The food and drinks are all decked out on the table as guests stroll in after getting past the tight security check and guard dogs.
There is no guest allocation system or assigned seating. Basically, you walk in, sit at a table and once the headcount hits 8 (or whatever the maximum seats per table), you move on to the next table. So, the bigger your congregation, the stronger your bargaining power at demanding adjoining tables from the warden.
An assortment of errr ..... food.
The orange bits are called prawns. They're boiled and served. The white bits are deformed baby octopus. They're also boiled before serving.
I think this dish has some kinda symbolic meaning to it, like the ying-yang of life, or longevity & prosperity, or maybe it's just food. Darn .... those Korean cultural classes I took were a waste of money then, weren't they?
Pieces of egg-battered fried stuff - (left to right) minced pork patties, crabstick-spam-leek kebabs and sliced cucumber. The best-when-cold principle doesn't apply here, but someone forgot to tell them that.
Deep-fried chicken nuggets. The oil-drenched paper napkin somehow just doesn't quite fit right. Maybe it's just me.
Hey you-stranger-sitting-beside-me!! That's MY piece.
Mung-bean jelly, or cheongpo muk, are sliced into strips and served with a shake of black sesame seeds.
Muk, or jelly, is a popular Korean item. They're not sweet desert jelly that many of you may be familiar with. Depending on the source ingredient used, there are several varieties of muk readily found all over Korea. Most common are the above, buckwheat jelly (memil muk) and acorn jelly (dotori muk). They are served plain as side dishes or mixed with other savoury ingredients such as meat, veges and sauces to form complete meals on their own.

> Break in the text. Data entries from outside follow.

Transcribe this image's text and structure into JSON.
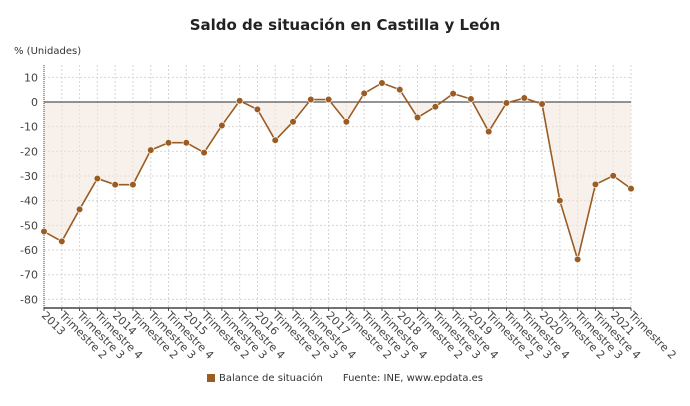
{
  "chart_data": {
    "type": "line",
    "title": "Saldo de situación en Castilla y León",
    "ylabel": "% (Unidades)",
    "xlabel": "",
    "ylim": [
      -83.5,
      15
    ],
    "yticks": [
      10,
      0,
      -10,
      -20,
      -30,
      -40,
      -50,
      -60,
      -70,
      -80
    ],
    "grid": true,
    "legend_position": "bottom",
    "categories": [
      "2013",
      "Trimestre 2",
      "Trimestre 3",
      "Trimestre 4",
      "2014",
      "Trimestre 2",
      "Trimestre 3",
      "Trimestre 4",
      "2015",
      "Trimestre 2",
      "Trimestre 3",
      "Trimestre 4",
      "2016",
      "Trimestre 2",
      "Trimestre 3",
      "Trimestre 4",
      "2017",
      "Trimestre 2",
      "Trimestre 3",
      "Trimestre 4",
      "2018",
      "Trimestre 2",
      "Trimestre 3",
      "Trimestre 4",
      "2019",
      "Trimestre 2",
      "Trimestre 3",
      "Trimestre 4",
      "2020",
      "Trimestre 2",
      "Trimestre 3",
      "Trimestre 4",
      "2021",
      "Trimestre 2"
    ],
    "series": [
      {
        "name": "Balance de situación",
        "color": "#9a5c22",
        "values": [
          -52.5,
          -56.5,
          -43.5,
          -31,
          -33.5,
          -33.5,
          -19.5,
          -16.5,
          -16.5,
          -20.5,
          -9.5,
          0.5,
          -3,
          -15.5,
          -8,
          1,
          1,
          -8,
          3.5,
          7.7,
          5,
          -6.3,
          -1.9,
          3.4,
          1.2,
          -12,
          -0.4,
          1.6,
          -0.8,
          -40,
          -63.8,
          -33.4,
          -29.9,
          -35.1
        ]
      }
    ],
    "source": "Fuente: INE, www.epdata.es"
  }
}
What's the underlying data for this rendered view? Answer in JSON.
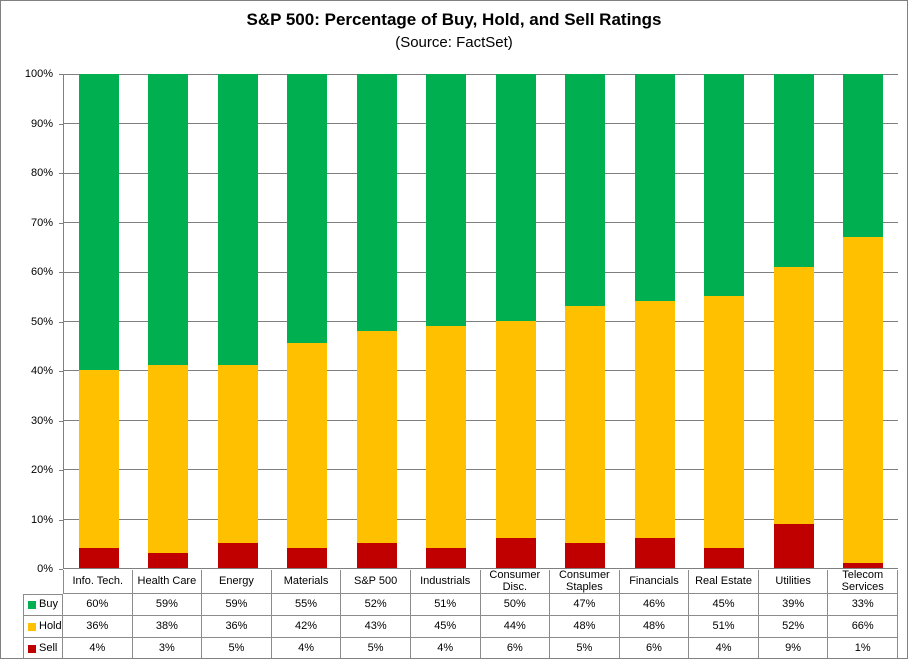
{
  "header": {
    "title": "S&P 500: Percentage of Buy, Hold, and Sell Ratings",
    "subtitle": "(Source: FactSet)"
  },
  "colors": {
    "buy": "#00B050",
    "hold": "#FFC000",
    "sell": "#C00000",
    "gridline": "#7f7f7f",
    "table_border": "#8c8c8c"
  },
  "chart_data": {
    "type": "bar",
    "stacked": true,
    "title": "S&P 500: Percentage of Buy, Hold, and Sell Ratings",
    "subtitle": "(Source: FactSet)",
    "categories": [
      "Info. Tech.",
      "Health Care",
      "Energy",
      "Materials",
      "S&P 500",
      "Industrials",
      "Consumer Disc.",
      "Consumer Staples",
      "Financials",
      "Real Estate",
      "Utilities",
      "Telecom Services"
    ],
    "series": [
      {
        "name": "Buy",
        "color": "#00B050",
        "values": [
          60,
          59,
          59,
          55,
          52,
          51,
          50,
          47,
          46,
          45,
          39,
          33
        ]
      },
      {
        "name": "Hold",
        "color": "#FFC000",
        "values": [
          36,
          38,
          36,
          42,
          43,
          45,
          44,
          48,
          48,
          51,
          52,
          66
        ]
      },
      {
        "name": "Sell",
        "color": "#C00000",
        "values": [
          4,
          3,
          5,
          4,
          5,
          4,
          6,
          5,
          6,
          4,
          9,
          1
        ]
      }
    ],
    "stack_order_bottom_to_top": [
      "Sell",
      "Hold",
      "Buy"
    ],
    "value_suffix": "%",
    "xlabel": "",
    "ylabel": "",
    "y_axis": {
      "min": 0,
      "max": 100,
      "step": 10,
      "tick_labels": [
        "0%",
        "10%",
        "20%",
        "30%",
        "40%",
        "50%",
        "60%",
        "70%",
        "80%",
        "90%",
        "100%"
      ],
      "grid": true
    },
    "legend_position": "data-table-left",
    "data_table_shown": true
  }
}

This is a Korean staple - rice cakes, or tteok. Tteoks are customarily served at weddings and other significant occasions (e.g. newborn's birthday, the day I complete Burnout 3, oh did I mention weddings).
There are many many kinds of tteok, some 300+ if I recall, in all shapes, colours, texture & taste. Read all about tteok here.
This is sinseollo, or hot-pot, which sits proudly in the middle of the table for all to share. Thin beef slices, mushrooms, spring onions in a sweet brown bulgogi sauce.
Each person at the table gets one of these - kalbi tang, or beef rib soup, and a bowl of rice. The soup comes piping hot, and is rich in beefy flavours. It is a clear soup, but must have been boiled for many many hours to extract that kind of flavours from the bones.
In case you're wondering, I have no idea why the silver bowls are so gigantic. You can fit your entire face into it. I know - I have the stretch marks to prove it. Some people combine the bowl of rice into the soup bowl and eat it out of one large bowl, while others keep them separate and shuttle between the 2 bowls.
So let's face it. A food-fest it is not. If you want this, just head on over to Seoul Grand Hyatt Hotel's buffet restaurant. Unlike most other wedding rituals around the world, where food, alcohol, music, dancing, games and even plate-throwing are all climax to the day's event, it's quite different here in Korea, or at least from the few that I've been privileged to be invited to. It can appear somewhat cold and stiff. If I'm wrong on this point, do let me know.
OK, so a food fest it is not. But hey, you're here for the wedding, to share in the couple's happy day, to partake in the festivities, to catch up with old friends and relatives whom you haven't seen since the groom's last wedding, to redistribute the national income, to get all dressed up instead of walking naked at home. It's not all about the food, come on.